Israeli hostage freed in raid ‘did not see daylight for 245 days’
Israeli hostage Noa Argamani did not see daylight for 245 days during her captivity in Gaza and was held in a child’s bedroom, it was reported on Monday.
The 26-year-old had become one of the faces of the October 7 terror attacks after video emerged of her being kidnapped from the Nova music festival by Hamas militants on motorbikes.
She was rescued in a raid in Gaza by Israeli special forces on Saturday along with 21-year-old Almog Meir Jan, Andrey Kozlov, 27, and Shlomi Ziv, 40, who were also attending the festival.
But the Hamas-run health ministry in Gaza said the raid on the Nuseirat refugee camp, where the hostages were being held, killed 274 people, including children and other civilians, with nearly 700 wounded. The Israeli military said its forces came under heavy fire during the complex daytime operation deep in central Gaza.
All four hostages were said to be in a “good medical condition” but were being kept at Sheba Medical Centre, near Tel Aviv, as a precaution.
Ms Argamani has revealed she was held by a “well-to-do” family but kept under armed guard, was rarely allowed to wash and never saw daylight. Pictures emerged of a room where she was held for some of the time, showing two teddy bears on a bed with a child’s bedding.

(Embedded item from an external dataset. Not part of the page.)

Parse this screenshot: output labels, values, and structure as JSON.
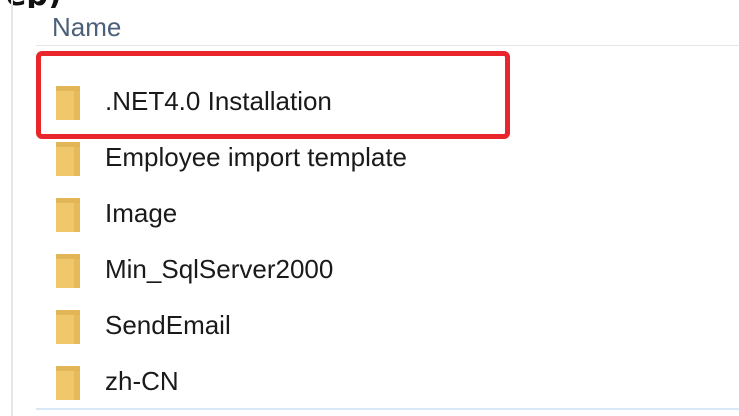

Ms Argamani’s mother Liora, who is terminally ill with stage-four brain cancer, had previously said she feared she might never see her again.
Meanwhile, US secretary of state Antony Blinken was returning to the Middle East as a proposed Israel-Hamas ceasefire deal hangs in the balance. With no firm response yet from Hamas to the proposal received 10 days ago, Mr Blinken was starting his eighth diplomatic mission to the region since the conflict began in October. He will meet Egyptian president Abdel Fattah el-Sisi in Cairo before travelling to Israel, Jordan and Qatar. While the US has praised the hostage rescue, the deaths of a large number of Palestinian civilians in the raid could complicate the ceasefire push.